Hello guys and welcome back! I have to admit that I completely forgot I had this story finished and ready to post because I was so absorbed in starting my new job well. I hope you'll accept this Christmas gift as my apology :D
Prologue
Something was out there. The little girl stood still and pricked her ears, hoping to catch the sound that had previously startled her once again, but the woods were quiet - and eerily so. A cool breeze had been ruffling her hair all day and she felt the absence of it like a burning sensation on her skin. The chirping of birds that she had grown so accustomed to right up to the point that she could no longer hear them had stopped. There was no rustling in the leaves, no snapping twigs, nothing apart from her own breathing and the heartbeat that was growing louder in her chest.
Thump. Thump. Thump.
The girl turned around, hoping to catch a glimpse of the boy she had been playing with, but Michael was nowhere to be seen. She hadn't expected to find him. A game of hide and seek deep in the forest, that was what they had been up to all morning. Now, the girl was alone and scared and wanted nothing more than not to be any of these things. She turned around on the spot, hoping to catch a glimpse of her friend, but all there was to see was the forest, seemingly empty in its full spring bloom.
Only that it wasn't. The girl could feel it all around her, she could feel it in the tingling that spread through her body, reaching up to her fingertips.
Thump. Thump. Thump.
There was something in the air and it had her surrounded. No matter where she looked, it was always there and not there. She couldn't see it, but she could feel it closing in on her. It was almost like being under water, a kind of pressure that made her think the sky might fall down on her at any moment.

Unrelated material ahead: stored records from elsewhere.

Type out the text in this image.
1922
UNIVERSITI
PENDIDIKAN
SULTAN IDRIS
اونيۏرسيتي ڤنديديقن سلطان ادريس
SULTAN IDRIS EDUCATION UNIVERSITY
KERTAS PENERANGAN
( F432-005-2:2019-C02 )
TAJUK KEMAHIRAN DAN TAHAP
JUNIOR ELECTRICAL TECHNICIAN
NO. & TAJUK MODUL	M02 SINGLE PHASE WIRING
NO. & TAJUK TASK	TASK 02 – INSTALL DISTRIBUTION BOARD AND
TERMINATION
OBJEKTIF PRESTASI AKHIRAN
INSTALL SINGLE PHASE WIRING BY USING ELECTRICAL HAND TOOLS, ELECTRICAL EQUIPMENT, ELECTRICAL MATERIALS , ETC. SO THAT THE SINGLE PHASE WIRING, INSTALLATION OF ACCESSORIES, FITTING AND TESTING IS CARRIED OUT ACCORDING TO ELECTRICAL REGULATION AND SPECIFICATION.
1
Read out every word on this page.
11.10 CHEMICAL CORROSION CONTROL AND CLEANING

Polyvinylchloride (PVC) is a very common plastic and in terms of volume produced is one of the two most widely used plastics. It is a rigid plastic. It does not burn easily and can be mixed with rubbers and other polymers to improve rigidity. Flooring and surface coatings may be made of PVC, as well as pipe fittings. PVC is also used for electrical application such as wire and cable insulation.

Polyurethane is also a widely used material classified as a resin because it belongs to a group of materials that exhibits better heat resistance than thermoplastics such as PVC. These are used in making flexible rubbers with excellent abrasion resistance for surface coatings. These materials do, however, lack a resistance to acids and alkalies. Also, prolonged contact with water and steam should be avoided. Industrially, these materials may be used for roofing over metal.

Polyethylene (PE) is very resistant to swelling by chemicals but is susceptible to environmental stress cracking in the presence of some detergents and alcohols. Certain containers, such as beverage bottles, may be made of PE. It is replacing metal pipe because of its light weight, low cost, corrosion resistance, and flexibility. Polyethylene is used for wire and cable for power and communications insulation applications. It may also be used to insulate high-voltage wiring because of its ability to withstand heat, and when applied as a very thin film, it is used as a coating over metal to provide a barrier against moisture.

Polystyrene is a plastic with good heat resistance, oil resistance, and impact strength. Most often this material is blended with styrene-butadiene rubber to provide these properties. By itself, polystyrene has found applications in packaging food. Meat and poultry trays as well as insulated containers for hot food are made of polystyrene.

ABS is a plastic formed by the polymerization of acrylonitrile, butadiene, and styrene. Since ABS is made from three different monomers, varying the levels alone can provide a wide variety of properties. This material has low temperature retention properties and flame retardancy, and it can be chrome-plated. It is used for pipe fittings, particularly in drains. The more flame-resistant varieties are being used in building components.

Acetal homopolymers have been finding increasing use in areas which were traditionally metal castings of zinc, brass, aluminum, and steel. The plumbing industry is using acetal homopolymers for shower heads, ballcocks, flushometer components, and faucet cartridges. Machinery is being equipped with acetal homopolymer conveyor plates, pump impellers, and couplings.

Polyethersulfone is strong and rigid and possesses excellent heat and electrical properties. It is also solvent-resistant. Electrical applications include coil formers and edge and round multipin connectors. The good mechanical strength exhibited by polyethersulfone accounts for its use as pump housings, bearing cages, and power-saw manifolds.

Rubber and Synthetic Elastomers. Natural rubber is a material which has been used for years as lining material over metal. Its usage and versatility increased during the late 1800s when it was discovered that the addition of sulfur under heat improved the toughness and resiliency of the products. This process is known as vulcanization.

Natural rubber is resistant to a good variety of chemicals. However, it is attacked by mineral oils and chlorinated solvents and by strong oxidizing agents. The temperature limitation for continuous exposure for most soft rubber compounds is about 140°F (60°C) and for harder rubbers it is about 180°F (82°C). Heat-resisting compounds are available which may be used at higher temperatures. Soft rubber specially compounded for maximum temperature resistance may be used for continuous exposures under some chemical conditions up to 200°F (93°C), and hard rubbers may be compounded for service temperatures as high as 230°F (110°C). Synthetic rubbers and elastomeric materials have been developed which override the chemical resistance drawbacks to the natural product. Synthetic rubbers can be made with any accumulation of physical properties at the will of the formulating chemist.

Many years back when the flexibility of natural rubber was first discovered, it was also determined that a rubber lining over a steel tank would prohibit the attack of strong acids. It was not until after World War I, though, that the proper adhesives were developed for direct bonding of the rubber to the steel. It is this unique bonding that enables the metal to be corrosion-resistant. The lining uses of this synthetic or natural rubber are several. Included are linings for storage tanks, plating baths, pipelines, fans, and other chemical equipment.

It was now or never.
"Michael?!" the little girl called out.
No answer. It was as if the words didn't even travel past her lips. Then suddenly, they did. The sounds came back, crashing down on her like an unstoppable force, like a wave that had been held back for too long. It was all there. The wind. The birds. The rustling leaves.
The girl turned around on the spot and ran. Among the trees, she could already see the tall, wooden fence, the wall they had built around their homes and it was coming closer.
Her thumping heartbeat seemed to stop when she noticed the gate and that it was closing, probably before she had a chance to reach it. Oh, she was going to be in trouble.
"Wait!" the girl called out as soon as she could make out the man by the wooden gate.
He stopped and as her steps slowed down, she recognised him as the blacksmith, a nice, elderly man who had forged a doll for her from leftover scraps, but when the girl came to a halt next to him, his usually friendly face was twisted in a deep, dark frown.
"You're not supposed to be out there on your own and you know that," the man told her, his voice firm as he lifted a finger in warning.
The girl gasped for air and it took her a moment to regain her speech. The strange event in the woods had knocked the breath out of her.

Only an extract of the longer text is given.